Thursday, January 19, 2012

A need: Women to mother a new mother

Wynter is almost a month old.  The time really flies by!  She no longer looks like a brand new newborn, she can lift her head quite well, has rolled over twice, doesn't fit into many of her newborn clothes, and has large periods of being awake during the day.  She's still a newborn, but not a new newborn.  One whole month has almost gone and it feels as though it was only one week.

Something I've been painfully aware of (both from the early weeks and months with Oliver, and again this time) is the need to have a group of women who can take a bit of time during the week to help me out.  My family can only do so much and they only have so much time.  I am thankful for everything they do, but more is needed.  If we were more settled here I may have more people in my life who would willingly help, and that is part of the trouble.  Aside from my own situation though I've noticed there is a need, a need for women to help women through the first 2-3 months after a baby is born. 

Things that women can do to help new mothers (and I don't mean new as in first time being a mother, but new as in they have a newborn to care for) is offer to bring over meals, spend time with any older children, clean their home, do their laundry, watch the baby/kids so the new mommy can get a nap, go to LLL meetings with her for support, grocery shop for her, visit with her so she can have some adult interaction, go on a walk with her and the baby/kids, etc.  As a new mother I've spent the last 3 weeks doing a majority of my own cooking, cleaning, laundry, grocery shopping, and rarely get a nap, and I do not get out of the house during the week at all.  I need a support system.

Now, I know if I am going through this, other moms are too!  And I bet many of them regularly attend church and/or have a group of friends.  This is sad to me.  I think many churches are neglecting this area of ministry.  Maybe they aren't aware it's such a need, or they don't have women that are able to minister this way, but it is a great need and a beautiful way we women can actively display the love of Christ to mothers. 

This society tells us that we shouldn't ask for help.  New mothers are told that they will need help, a support system, and to reach out if they are experiencing symptoms of post partum depression, and yet I know for myself asking for help feels like an admission of failure or inadequacy, and if I feel that way I'm sure others have/ do also.  Because of this I believe that not only should churches have a ministry that helps new mothers, but this help should be offered to them, lets not wait until they ask for it.

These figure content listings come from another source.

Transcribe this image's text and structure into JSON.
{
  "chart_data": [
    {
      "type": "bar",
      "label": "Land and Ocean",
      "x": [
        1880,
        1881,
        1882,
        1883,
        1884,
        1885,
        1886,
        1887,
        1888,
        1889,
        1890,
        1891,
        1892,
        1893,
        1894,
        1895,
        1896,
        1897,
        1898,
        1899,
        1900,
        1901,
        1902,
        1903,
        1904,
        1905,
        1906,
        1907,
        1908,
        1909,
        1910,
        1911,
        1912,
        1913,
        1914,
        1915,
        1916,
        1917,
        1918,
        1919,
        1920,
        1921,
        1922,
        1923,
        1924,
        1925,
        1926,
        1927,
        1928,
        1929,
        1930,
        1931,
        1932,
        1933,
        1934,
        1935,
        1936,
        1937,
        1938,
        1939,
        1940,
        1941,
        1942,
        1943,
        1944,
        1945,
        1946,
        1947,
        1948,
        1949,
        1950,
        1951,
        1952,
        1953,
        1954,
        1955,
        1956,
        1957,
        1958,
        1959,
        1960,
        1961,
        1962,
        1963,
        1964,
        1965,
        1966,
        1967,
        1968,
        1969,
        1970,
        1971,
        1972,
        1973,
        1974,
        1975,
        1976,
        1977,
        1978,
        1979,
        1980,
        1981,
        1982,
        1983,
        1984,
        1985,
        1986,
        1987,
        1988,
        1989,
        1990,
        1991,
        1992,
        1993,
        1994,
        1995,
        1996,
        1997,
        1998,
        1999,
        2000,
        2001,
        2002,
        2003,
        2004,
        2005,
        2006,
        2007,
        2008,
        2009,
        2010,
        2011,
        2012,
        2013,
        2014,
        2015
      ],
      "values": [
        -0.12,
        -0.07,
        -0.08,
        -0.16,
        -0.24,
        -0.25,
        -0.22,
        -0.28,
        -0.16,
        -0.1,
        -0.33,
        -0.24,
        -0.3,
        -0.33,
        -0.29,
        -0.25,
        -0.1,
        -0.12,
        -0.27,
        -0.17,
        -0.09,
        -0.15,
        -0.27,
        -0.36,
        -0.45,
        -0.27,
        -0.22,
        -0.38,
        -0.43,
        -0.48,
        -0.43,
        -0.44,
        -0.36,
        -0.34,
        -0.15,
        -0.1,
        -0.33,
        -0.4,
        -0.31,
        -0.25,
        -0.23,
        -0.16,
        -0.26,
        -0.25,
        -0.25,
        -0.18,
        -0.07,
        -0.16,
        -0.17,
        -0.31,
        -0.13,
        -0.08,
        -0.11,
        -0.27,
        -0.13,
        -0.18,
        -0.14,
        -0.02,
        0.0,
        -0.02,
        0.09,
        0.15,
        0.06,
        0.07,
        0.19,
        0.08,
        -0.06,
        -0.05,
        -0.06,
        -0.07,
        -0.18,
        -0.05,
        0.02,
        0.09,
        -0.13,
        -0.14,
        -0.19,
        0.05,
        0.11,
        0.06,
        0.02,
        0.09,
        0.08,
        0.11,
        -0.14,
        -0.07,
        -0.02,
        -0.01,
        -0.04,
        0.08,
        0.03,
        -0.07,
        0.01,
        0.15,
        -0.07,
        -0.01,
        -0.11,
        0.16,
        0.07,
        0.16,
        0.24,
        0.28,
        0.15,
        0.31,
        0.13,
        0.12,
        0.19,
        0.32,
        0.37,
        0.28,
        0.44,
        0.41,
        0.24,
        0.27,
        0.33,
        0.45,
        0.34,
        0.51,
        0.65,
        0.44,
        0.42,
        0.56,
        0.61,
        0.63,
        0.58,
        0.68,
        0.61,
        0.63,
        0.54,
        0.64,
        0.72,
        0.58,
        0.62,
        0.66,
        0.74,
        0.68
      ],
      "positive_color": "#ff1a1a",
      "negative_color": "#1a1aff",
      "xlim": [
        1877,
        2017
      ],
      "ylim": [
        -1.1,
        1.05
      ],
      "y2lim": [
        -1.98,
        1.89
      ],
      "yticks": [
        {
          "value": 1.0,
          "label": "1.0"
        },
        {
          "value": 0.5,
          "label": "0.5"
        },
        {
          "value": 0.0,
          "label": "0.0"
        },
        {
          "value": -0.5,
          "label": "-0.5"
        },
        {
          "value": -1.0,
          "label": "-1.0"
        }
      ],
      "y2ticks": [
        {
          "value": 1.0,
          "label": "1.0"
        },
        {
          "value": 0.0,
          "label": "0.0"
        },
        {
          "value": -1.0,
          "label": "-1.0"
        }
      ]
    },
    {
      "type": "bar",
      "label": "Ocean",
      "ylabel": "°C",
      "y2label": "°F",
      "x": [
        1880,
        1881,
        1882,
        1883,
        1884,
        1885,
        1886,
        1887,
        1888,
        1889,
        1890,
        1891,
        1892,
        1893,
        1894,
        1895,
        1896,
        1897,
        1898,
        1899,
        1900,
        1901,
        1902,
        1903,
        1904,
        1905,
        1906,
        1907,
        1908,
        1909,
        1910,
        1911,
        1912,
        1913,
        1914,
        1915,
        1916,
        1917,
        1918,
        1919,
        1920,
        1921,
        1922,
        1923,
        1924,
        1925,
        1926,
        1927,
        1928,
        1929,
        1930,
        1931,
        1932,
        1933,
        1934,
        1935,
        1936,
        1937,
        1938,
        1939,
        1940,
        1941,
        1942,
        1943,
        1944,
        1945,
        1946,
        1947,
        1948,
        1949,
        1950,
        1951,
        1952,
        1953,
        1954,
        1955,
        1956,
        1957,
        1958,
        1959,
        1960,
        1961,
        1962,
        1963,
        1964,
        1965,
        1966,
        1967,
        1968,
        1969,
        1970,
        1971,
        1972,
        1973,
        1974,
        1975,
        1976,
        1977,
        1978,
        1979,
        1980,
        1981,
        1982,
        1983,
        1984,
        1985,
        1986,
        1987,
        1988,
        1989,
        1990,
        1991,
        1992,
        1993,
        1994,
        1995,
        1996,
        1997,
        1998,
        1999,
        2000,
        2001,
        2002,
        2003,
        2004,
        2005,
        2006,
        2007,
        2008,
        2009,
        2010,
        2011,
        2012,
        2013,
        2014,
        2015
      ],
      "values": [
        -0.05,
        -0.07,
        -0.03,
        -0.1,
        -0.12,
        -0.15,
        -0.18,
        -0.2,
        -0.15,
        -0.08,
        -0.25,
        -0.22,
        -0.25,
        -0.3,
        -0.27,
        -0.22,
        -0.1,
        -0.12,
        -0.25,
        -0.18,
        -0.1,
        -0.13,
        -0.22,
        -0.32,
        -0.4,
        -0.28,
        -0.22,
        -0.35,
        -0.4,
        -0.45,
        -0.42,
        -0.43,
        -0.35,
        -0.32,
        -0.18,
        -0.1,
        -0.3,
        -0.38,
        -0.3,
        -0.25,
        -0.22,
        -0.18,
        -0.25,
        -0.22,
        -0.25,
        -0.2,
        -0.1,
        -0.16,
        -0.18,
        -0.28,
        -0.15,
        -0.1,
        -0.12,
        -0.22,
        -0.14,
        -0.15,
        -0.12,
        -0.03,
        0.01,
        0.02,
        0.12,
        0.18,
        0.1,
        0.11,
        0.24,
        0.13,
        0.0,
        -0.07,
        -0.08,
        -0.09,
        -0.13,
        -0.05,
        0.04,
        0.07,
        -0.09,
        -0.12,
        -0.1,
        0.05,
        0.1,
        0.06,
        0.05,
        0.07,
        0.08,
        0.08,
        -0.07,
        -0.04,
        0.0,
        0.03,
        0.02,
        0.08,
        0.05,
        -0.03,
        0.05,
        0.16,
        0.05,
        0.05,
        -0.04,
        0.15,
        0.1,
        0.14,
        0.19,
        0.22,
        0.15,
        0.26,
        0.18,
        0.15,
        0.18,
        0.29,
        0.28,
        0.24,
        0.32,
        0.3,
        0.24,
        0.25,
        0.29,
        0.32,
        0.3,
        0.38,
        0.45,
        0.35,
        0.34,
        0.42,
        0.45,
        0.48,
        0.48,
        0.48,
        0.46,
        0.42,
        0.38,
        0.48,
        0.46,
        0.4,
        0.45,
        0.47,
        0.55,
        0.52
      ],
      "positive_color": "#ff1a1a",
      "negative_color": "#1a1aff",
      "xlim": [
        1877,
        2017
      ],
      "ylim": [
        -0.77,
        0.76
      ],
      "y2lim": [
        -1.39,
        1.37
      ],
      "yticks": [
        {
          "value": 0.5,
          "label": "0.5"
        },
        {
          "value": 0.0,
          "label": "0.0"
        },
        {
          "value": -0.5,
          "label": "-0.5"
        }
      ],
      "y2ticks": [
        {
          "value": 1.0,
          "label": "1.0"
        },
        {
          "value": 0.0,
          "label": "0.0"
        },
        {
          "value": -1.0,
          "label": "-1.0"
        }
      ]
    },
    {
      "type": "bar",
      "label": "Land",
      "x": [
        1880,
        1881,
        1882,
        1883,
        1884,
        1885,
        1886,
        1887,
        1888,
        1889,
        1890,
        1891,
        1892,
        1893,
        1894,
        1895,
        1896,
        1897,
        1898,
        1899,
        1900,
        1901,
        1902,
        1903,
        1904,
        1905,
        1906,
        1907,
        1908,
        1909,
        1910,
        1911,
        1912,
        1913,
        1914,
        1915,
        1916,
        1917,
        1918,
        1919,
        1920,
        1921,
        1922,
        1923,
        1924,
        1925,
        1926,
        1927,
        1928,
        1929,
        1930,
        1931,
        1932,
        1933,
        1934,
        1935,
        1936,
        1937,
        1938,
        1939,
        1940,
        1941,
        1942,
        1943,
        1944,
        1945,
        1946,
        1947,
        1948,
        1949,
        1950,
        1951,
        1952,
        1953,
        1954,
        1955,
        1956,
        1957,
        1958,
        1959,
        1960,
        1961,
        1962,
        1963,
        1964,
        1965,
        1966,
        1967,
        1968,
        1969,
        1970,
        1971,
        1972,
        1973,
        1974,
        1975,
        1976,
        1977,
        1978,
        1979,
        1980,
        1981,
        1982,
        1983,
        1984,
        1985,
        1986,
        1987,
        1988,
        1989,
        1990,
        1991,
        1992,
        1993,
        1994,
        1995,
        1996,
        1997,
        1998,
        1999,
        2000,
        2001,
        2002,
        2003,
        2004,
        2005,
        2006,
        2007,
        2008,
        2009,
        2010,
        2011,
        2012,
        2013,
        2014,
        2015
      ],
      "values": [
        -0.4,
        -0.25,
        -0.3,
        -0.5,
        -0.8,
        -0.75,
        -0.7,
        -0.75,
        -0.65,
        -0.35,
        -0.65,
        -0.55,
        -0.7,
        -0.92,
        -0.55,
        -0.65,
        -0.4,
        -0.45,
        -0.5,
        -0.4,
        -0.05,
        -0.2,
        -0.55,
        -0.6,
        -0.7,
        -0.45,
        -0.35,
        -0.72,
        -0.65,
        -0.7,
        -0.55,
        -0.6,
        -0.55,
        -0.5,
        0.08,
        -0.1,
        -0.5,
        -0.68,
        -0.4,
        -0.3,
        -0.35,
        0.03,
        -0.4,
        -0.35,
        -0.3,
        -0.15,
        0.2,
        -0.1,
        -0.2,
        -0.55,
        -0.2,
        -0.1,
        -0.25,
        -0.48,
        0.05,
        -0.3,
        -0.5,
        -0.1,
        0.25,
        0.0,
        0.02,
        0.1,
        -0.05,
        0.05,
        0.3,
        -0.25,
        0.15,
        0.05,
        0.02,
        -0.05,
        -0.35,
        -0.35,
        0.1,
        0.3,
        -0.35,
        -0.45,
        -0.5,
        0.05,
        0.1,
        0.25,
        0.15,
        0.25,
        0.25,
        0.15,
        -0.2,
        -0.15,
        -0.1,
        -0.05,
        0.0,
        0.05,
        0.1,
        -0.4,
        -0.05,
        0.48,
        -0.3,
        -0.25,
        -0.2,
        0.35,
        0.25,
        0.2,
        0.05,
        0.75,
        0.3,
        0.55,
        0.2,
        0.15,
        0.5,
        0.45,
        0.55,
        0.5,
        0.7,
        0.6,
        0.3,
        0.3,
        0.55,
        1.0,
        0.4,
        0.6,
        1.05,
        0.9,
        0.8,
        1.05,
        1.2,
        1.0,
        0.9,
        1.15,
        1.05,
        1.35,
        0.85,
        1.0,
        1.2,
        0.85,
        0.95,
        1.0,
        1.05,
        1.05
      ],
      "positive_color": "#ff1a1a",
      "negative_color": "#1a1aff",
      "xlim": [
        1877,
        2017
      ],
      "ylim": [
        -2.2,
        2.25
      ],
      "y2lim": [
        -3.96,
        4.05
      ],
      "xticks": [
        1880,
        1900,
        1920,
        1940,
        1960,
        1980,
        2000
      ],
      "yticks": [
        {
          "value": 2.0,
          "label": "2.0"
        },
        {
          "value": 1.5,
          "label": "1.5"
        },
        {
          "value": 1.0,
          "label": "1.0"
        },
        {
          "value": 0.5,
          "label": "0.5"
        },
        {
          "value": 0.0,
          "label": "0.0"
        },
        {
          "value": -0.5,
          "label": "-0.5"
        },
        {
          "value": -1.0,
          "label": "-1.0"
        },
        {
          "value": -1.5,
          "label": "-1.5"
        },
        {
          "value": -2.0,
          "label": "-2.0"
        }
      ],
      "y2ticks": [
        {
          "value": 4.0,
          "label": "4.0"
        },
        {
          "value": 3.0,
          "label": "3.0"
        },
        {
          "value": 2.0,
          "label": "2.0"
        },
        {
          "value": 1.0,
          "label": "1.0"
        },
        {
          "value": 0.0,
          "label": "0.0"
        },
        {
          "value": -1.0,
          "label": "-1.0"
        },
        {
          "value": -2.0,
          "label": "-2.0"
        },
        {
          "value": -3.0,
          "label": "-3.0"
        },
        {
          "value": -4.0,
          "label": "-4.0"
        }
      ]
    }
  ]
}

I know that there are priorities that need to come before mothering a new mother.  Taking care of ones own family and their needs, work, school, etc.  And in no way do I think anyone should neglect those responsibilities in order to serve someone else, but there must be a few women in each church that can take an hour or so out of their day once a week to meet the needs of a new mother. 

And I want to say I'm not saying all this because I want a bunch of women to come help me now.  I'm saying this because I do need, and would appreciate such help, but more so because if I need it others do too and I think we ought to be meeting this need.